The year before the case was filed, the elk population in the Tomales Point reserve fell by about 150. But the park’s most recent count, completed in February, showed the herd had grown from 221 to 262, an increase of 20 percent. Park officials say the population ebbs and flows, dropping as competition for available forage increases and recovering when the supply of food becomes sufficient for the reduced herd. 

The park service does not comment on pending litigation. But seashore spokeswoman Melanie Gunn said the park remains committed to developing an area plan for the Tomales Point elk.

 In a statement released by the Harvard lawyers, the plaintiffs accused the park service of cruelty.

“In recent successive drought years, I’ve seen emaciated, malnourished elk endure and die from hunger and thirst while trapped there, to benefit cattle ranches,” said Laura Chariton, who served as a volunteer tule elk docent for the seashore for four years. 

A native California species, tule elk were once the dominant grazers on the Point Reyes peninsula. But by the mid-1850s, they had nearly disappeared from the area due to hunting and displacement by cattle. They were thought to be extinct until a herd was discovered elsewhere in California two decades later.

In 1978, the park service coordinated with the state Department of Fish and Wildlife to reintroduce the elk to the peninsula, placing two females and eight males in the Tomales Point reserve. The fence was meant to prevent the animals from competing for water and forage with cows owned by ranchers in the park. 

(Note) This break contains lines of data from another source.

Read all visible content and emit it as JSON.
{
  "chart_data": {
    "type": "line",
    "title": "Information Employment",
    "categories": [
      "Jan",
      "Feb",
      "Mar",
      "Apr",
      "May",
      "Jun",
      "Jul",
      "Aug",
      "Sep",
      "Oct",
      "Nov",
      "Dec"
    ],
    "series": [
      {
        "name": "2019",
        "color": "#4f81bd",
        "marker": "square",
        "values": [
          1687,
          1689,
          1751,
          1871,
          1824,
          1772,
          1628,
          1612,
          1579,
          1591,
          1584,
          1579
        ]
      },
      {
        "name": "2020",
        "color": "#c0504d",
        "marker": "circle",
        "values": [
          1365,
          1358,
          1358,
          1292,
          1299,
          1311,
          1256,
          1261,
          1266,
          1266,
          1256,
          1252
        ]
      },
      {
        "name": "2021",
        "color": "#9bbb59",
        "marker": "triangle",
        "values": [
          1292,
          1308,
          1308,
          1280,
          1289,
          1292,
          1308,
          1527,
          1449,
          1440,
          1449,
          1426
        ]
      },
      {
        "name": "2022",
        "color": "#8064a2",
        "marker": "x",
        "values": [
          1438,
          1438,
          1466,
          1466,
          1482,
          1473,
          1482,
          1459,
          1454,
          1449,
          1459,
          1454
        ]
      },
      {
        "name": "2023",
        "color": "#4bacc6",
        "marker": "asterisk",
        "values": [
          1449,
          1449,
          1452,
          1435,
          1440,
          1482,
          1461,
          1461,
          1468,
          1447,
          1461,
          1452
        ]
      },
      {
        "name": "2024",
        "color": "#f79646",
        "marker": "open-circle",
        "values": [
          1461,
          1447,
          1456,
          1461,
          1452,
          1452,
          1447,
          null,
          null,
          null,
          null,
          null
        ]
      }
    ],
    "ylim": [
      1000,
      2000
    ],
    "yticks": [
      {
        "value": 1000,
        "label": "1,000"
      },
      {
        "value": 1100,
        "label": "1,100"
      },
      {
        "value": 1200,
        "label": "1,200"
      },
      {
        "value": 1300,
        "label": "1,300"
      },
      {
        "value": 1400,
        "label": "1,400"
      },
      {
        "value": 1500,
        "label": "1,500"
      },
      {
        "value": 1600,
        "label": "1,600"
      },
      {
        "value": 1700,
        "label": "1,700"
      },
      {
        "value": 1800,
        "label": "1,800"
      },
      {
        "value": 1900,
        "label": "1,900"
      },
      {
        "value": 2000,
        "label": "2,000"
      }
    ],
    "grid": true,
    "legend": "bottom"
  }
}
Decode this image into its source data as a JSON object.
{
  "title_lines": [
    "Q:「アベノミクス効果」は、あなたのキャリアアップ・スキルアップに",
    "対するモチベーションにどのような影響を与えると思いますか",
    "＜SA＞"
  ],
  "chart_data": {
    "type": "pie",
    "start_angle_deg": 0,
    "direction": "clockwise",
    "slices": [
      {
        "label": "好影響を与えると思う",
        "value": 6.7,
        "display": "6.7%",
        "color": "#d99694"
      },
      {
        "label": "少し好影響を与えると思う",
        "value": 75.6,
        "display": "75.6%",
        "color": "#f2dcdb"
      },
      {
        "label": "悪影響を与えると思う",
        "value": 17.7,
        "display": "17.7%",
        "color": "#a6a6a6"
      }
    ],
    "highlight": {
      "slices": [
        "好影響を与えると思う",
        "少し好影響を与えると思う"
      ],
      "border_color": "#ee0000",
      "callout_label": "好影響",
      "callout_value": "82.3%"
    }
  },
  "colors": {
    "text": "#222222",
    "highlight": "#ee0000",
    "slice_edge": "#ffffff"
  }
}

Twenty years later, when that herd had outgrown the reserve, the park established a free-ranging herd in the Limantour wilderness area. According to the park service, some elk from the Limantour herd later crossed Drakes Estero and established a second free-ranging herd near Drakes Beach.

The Drakes Beach herd increased from 151 to 170 last year, a 13 percent increase. The count of the Limantour herd could not be completed due to staffing shortages and extreme weather. In 2021, the Limantour herd stood at 169.

The park service’s updated management plan calls for culling the Drakes Beach herd when it exceeds 140—or 30 animals below the current count—but the park suspended culling while settlement talks are underway in a separate lawsuit over the management plan amendment.